The ESOS and MEES exercises followed the first four of five stages:
Review: Collate and evaluate Unite’s energy performance
Target: Prioritise the worst-performing areas
Identify: Propose solutions to improve performance and comply
Verify: Evaluate and propose programmes to achieve targets
Practice: Solution pipeline flowing through to installation.
We delivered a workshop to present the results, train Unite Students’ staff to use the analysis tool, and discuss the process for implementation, helping Unite develop a new energy-management process that is currently being rolled out. After presenting a list of recommendations provided by ESOS, targets were set to develop business cases and the most efficient way to arrive at installations that satisfy MEES, internal targets, affordability, feasibility and practicality.
Unite has a relatively uniform portfolio of sites; replicable specifications for fit-out allow it to group buildings by building services. Although the sites perform well, the focus for Unite was reducing consumption from the building services, while maintaining a comfortable and flexible environment suitable for the needs and occupation of each student.
We looked at Unite’s space-heating services – researching control strategies and trialling different heaters – as well as the domestic hot water demand, where potential savings could be made with heat pumps.
First, we advised Unite to get a firm understanding of its end-use profile. The vast majority of Unite’s sites have a single half-hourly electric meter, recording space heating (electric heaters), domestic hot water (showers, washing), lighting, small power, and ventilation. Our advice was to target measures to reduce high end-use consumers.
The issue for hot water and space heating was the carbon intensity of grid electricity. Unite was presented with two options: look to increase the efficiency of its services – through heat pumps, for example – or change to a less carbon-intensive fuel such as gas or biomass.
In high-rise accommodation, we advised Unite to look at the current services infrastructure, asking: how much room is in the risers and is there an existing distribution system for domestic hot water? The feasibility of retrofitting a central wet heating system will be the deciding factor in investment appraisals. We advised Unite to review all floorplans with proposed space heating changes to determine where wet distribution systems could be retrofitted with minimal difficulty.
The residential-style use of its buildings means there is a high demand for domestic hot water. Where buildings currently have a central electric water heater, it is practical to consider replacement with a heat pump; this way, Unite can trial the technology without the added complication of the distribution system.

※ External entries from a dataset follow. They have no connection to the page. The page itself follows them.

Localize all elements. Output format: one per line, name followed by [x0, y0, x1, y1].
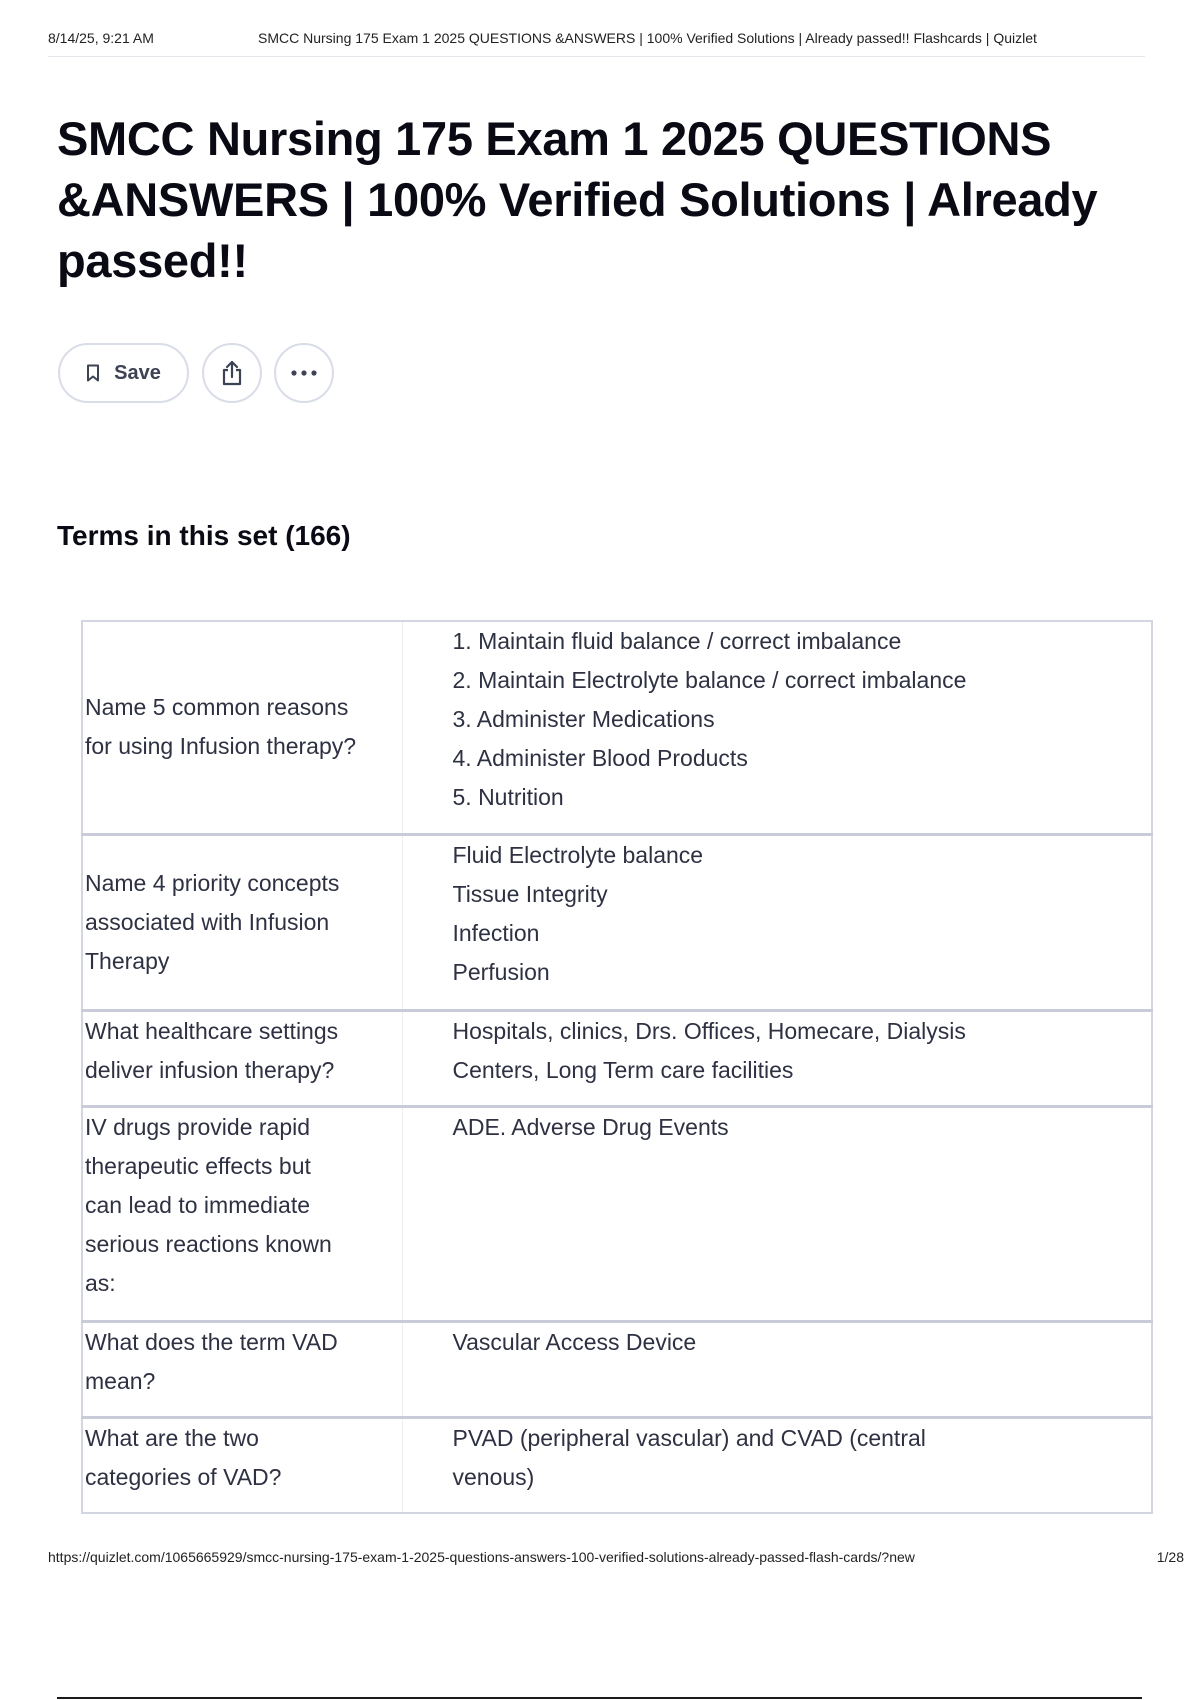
print-footer [48, 1549, 1184, 1569]
table-row [82, 1106, 1152, 1321]
term-line: as: [85, 1269, 116, 1296]
term-line: therapeutic effects but [85, 1152, 311, 1179]
definition-line: 1. Maintain fluid balance / correct imbalance [452, 628, 902, 654]
save-label: Save [114, 361, 161, 384]
term-line: associated with Infusion [85, 908, 330, 935]
term-line: serious reactions known [85, 1230, 332, 1257]
definition-line: Tissue Integrity [452, 880, 608, 907]
term-line: IV drugs provide rapid [85, 1113, 311, 1140]
term-cell [82, 1321, 402, 1417]
share-button[interactable] [202, 343, 262, 403]
definition-line: ADE. Adverse Drug Events [452, 1113, 729, 1140]
term-line: mean? [85, 1367, 156, 1394]
table-row [82, 621, 1152, 834]
term-line: Name 4 priority concepts [85, 869, 340, 896]
terms-heading: Terms in this set (166) [57, 520, 351, 551]
definition-line: Fluid Electrolyte balance [452, 841, 704, 868]
page-url: https://quizlet.com/1065665929/smcc-nursing-175-exam-1-2025-questions-answers-100-verified-solutions-already-passed-flash-cards/?new [48, 1549, 915, 1565]
print-header [48, 30, 1160, 50]
table-row [82, 1321, 1152, 1417]
definition-cell [402, 1321, 1152, 1417]
term-line: What does the term VAD [85, 1328, 338, 1355]
more-options-button[interactable] [274, 343, 334, 403]
terms-table [81, 620, 1153, 1514]
table-row [82, 834, 1152, 1010]
definition-line: PVAD (peripheral vascular) and CVAD (central [452, 1424, 926, 1451]
more-icon [291, 370, 317, 376]
definition-line: 3. Administer Medications [452, 706, 715, 732]
definition-cell [402, 1106, 1152, 1321]
term-line: can lead to immediate [85, 1191, 311, 1218]
term-line: What are the two [85, 1424, 259, 1451]
definition-cell [402, 1010, 1152, 1106]
print-timestamp: 8/14/25, 9:21 AM [48, 30, 154, 46]
definition-line: Vascular Access Device [452, 1328, 697, 1355]
definition-cell [402, 1417, 1152, 1513]
save-button[interactable] [58, 343, 189, 403]
term-line: What healthcare settings [85, 1017, 339, 1044]
table-row [82, 1417, 1152, 1513]
definition-line: 2. Maintain Electrolyte balance / correct imbalance [452, 667, 967, 693]
definition-line: Centers, Long Term care facilities [452, 1056, 794, 1083]
page-title: SMCC Nursing 175 Exam 1 2025 QUESTIONS &ANSWERS | 100% Verified Solutions | Already passed!! [57, 112, 1098, 287]
term-cell [82, 1417, 402, 1513]
header-divider [48, 56, 1145, 57]
term-line: Therapy [85, 947, 170, 974]
definition-cell [402, 621, 1152, 834]
definition-line: Perfusion [452, 958, 550, 985]
page-indicator: 1/28 [1156, 1549, 1184, 1565]
print-page-title: SMCC Nursing 175 Exam 1 2025 QUESTIONS &ANSWERS | 100% Verified Solutions | Already passed!! Flashcards | Quizlet [258, 30, 1037, 46]
table-row [82, 1010, 1152, 1106]
term-cell [82, 1106, 402, 1321]
definition-cell [402, 834, 1152, 1010]
share-icon [219, 359, 245, 387]
term-cell [82, 834, 402, 1010]
definition-line: Hospitals, clinics, Drs. Offices, Homecare, Dialysis [452, 1017, 966, 1044]
definition-line: venous) [452, 1463, 535, 1490]
page-bottom-rule [57, 1697, 1142, 1699]
term-line: for using Infusion therapy? [85, 733, 357, 760]
definition-line: 4. Administer Blood Products [452, 745, 748, 771]
definition-line: Infection [452, 919, 540, 946]
term-cell [82, 621, 402, 834]
term-line: categories of VAD? [85, 1463, 282, 1490]
definition-line: 5. Nutrition [452, 784, 564, 810]
term-line: Name 5 common reasons [85, 694, 349, 721]
term-line: deliver infusion therapy? [85, 1056, 335, 1083]
term-cell [82, 1010, 402, 1106]
bookmark-icon [86, 364, 100, 382]
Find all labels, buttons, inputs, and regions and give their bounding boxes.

Sustain has highlighted the practicalities of installing the measures to the setup of Unite’s buildings, and using practicality as a factor for evaluating investments. A ‘complexity factor’ is now a recorded data point within Unite’s asset register when surveying its buildings.
Unite Students, with Sustain, used ESOS and MEES to push for a systematic, long-term asset plan. With the firm’s internal targets, the regulations encouraged a new energy-management process, creating a repeatable methodology for designing a programme for action.